Es handelt sich m.E. nicht um eine Grundsatzfrage, sondern betrifft konkret die EnBW.


EnBW will zum 01.08.11 die Arbeitspreise um 0,64 Ct/ kWh brutto, also 0,5378 Ct/ kWh (netto) erhöhen.

Presseverlautbarung der EnBW Vertrieb GmbH

Bei einer Preisbestimmungspflicht der EnBW im konkreten Vertragsverhältnis unterliegt diese einseitige Preisneufestsetzung der Billigkeitskontrolle in unmittelbarer Anwendung des § 315 Abs. 3 BGB, ansonsten ist die einseitige Preisänderung unzulässig (vgl.
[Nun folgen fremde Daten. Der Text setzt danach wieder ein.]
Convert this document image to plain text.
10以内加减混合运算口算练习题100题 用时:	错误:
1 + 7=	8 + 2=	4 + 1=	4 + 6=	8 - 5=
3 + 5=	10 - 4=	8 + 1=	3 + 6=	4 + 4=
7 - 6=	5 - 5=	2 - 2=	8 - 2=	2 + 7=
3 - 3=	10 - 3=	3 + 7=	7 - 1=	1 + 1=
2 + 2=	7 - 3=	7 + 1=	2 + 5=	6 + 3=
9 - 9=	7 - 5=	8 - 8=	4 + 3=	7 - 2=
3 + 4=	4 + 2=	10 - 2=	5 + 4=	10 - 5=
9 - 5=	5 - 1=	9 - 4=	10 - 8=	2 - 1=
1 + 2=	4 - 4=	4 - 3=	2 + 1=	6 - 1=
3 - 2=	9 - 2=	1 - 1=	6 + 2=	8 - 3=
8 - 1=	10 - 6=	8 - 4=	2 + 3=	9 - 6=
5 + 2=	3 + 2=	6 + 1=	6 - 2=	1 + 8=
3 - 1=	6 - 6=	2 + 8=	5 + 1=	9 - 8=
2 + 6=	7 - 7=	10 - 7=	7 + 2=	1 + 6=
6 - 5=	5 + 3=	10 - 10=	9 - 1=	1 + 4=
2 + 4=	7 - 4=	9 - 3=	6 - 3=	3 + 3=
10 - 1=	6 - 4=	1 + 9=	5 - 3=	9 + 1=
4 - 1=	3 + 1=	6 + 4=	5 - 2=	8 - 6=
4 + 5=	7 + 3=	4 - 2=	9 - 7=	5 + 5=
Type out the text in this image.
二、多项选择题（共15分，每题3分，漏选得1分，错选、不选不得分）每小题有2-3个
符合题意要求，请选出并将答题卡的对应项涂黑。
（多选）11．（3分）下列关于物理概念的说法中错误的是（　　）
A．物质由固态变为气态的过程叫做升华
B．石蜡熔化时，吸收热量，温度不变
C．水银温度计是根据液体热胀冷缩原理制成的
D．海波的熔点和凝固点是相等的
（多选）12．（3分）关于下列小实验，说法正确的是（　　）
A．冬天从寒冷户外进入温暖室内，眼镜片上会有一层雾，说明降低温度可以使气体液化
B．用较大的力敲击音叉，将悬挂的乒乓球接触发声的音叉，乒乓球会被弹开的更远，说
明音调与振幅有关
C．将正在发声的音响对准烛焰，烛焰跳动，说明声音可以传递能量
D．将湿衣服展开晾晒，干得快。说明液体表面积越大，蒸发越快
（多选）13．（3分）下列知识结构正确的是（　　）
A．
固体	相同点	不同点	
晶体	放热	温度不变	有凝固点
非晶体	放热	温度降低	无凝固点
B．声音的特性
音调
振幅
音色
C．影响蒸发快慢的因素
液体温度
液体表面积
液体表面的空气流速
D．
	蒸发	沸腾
BGH VIII ZR 56/08 Rn. 29; VIII ZR 246/08 Rn. 41).

Wollte man von einem zuvor vereinbarten Preissockel ausgehen, könnte die einseitige Preisneufestsetzung nur dann der Billigkeit entsprechen, wenn die mit dem Arbeitspreis abzudeckenden Kosten zum 01.08.11 gegenüber einem vorhergehenden Bezugspunkt um mindestens 0,5378 Ct/ kWh gestiegen sind.

Ferner müssen diese im maßgeblichen Zeitraum um mindestens 0,5378 Ct/ kWh gestiegenen Kosten  nicht durch rückläufige Kosten bei anderen preisbildenden Kostenfaktoren des konkreten Preissockels (bestehend aus Grund- und Arbeitspreis) kompensiert werden können (vgl. BGH VIII ZR 138/07 Rn. 39; KZR 2/07 Rn. 26, VIII ZR 81/08 Rn. 18].

Prozentrechnung ist dafür denkbar unbehelflich, weil es um nominale Kostenänderungen geht.

Gerade weil die Prozentrechnung hervorragend zur Verschleierung taugt, wird sie vom Versorger herangezogen. Man spricht auch von einer monatlichen Erhöhung bei einem Durchschnittsverbrauch von 20.000 kWh/ Jahr, während man im Falle von Preissenkungen von einer auf das Jahr gerechneten angeblichen Ersparnis redet, so dass die gefühlte Ersparnis immer höher ausfallen soll als die gefühlte Erhöhung.

Wieviel Prozent der betroffenen Kunden sich hierdurch jeweils einlullen lassen, ist nicht bekannt.

Der immer gleiche Summs:

Zitat
Wegen des rasanten Anstiegs der Erdölpreise in den vergangenen Monaten seien auch die Einkaufskosten für Erdgas gestiegen, begründete der als Weiterverteiler tätige Versorger die Preisanhebung. Preistreibend hätten vor allem der Wirtschaftsaufschwung und die Unruhen in der arabischen Welt gewirkt. Von dieser Entwicklung der Energiepreise könne sich EnBW nicht abkoppeln.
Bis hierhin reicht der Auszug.